Almost as soon as he took over, Iancu began crisscrossing the US and the world, advocating for the patent system, urging others to marvel at the wonders of innovation and encouraging a broader cross section of the population to join the invention community.

“If we are to stay competitive and maintain our technological edge we must have all hands on deck,” he told the IPO’s annual meeting in 2019. “We must inspire everyone across demographics, geographies and economic conditions to grow up to be inventors and entrepreneurs.”
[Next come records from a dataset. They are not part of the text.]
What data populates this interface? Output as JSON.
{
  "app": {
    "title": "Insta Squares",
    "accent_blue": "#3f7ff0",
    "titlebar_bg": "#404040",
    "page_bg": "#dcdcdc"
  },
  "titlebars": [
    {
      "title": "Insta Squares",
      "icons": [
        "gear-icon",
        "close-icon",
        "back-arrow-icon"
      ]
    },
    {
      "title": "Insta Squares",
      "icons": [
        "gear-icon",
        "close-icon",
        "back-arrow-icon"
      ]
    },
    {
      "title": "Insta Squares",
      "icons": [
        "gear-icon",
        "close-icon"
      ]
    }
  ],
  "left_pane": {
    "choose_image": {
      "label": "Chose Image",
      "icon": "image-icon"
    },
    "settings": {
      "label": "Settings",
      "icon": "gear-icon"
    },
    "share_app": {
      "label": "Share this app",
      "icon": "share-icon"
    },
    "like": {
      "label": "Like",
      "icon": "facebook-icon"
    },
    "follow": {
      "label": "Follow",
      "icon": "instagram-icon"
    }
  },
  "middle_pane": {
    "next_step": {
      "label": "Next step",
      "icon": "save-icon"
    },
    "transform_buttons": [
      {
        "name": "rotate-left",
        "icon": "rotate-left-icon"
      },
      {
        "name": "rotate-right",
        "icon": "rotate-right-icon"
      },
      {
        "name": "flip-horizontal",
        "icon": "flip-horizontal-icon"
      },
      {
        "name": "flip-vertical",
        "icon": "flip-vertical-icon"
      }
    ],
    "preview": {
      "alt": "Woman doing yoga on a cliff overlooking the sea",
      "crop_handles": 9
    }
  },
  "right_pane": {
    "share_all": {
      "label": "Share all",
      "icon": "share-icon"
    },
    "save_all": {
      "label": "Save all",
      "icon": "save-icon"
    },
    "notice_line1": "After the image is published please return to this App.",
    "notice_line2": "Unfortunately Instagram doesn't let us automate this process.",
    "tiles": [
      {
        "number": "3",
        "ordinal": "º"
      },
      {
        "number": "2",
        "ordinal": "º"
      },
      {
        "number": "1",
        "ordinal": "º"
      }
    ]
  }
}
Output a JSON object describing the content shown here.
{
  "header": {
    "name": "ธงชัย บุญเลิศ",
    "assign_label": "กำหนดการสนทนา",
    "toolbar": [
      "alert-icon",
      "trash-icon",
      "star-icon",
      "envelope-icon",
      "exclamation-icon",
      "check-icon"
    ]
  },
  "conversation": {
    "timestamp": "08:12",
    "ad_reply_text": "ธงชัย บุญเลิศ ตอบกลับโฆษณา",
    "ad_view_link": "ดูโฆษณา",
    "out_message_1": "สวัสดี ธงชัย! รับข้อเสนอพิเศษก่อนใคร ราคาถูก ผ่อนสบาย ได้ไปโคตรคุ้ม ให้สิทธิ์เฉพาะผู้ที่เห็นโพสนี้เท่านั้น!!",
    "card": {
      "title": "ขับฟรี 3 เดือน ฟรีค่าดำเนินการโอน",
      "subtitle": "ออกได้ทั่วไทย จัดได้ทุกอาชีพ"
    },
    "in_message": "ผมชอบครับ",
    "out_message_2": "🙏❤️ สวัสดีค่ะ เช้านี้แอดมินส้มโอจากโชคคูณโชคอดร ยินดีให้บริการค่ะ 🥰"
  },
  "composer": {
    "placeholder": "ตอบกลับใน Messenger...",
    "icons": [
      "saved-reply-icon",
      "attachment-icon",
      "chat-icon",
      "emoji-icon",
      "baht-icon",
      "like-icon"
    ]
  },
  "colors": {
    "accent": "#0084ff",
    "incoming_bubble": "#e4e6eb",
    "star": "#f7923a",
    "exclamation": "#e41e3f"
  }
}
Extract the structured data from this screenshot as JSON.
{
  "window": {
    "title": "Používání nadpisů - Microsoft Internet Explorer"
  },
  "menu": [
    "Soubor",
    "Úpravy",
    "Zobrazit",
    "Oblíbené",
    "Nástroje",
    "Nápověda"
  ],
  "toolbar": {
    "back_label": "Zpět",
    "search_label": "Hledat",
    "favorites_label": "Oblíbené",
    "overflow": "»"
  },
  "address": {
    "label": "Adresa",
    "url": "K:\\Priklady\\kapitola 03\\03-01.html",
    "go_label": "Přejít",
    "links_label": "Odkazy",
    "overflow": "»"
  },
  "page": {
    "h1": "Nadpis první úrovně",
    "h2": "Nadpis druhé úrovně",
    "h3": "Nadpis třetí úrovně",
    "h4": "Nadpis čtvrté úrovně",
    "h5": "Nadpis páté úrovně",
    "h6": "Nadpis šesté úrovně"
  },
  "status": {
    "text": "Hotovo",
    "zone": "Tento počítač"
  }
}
He also tackled the patent troll trope that had come to define the market in many people’s minds. In an October 2018 speech, delivered under the dome of the Dallas Cowboys’ stadium, Iancu insisted that an obsession over trolls and bad patents had led stakeholders and policymakers to go too far in tinkering with the patent system. “This must now end and we must restore balance,” he declared.

To some observers, the great shame will be that Andrei Iancu could only stick around for three years. For others, perhaps concentrated in the 50 miles between San Francisco and San Jose, it might be a case of good riddance.

If you were to level one criticism at Iancu it’s that he might have come down too much on the side of strong patent rights and didn’t strike a more middle ground approach in the manner of a David Kappos. However, one of the challenges for the US system, in contrast with, say, the European Patent Office, is that most directors are only in place for a handful of years.

While Iancu, like his predecessors, held significant power to shape IP policy, much of what he did could also be undone by a Biden appointee who is more closely aligned with Silicon Valley.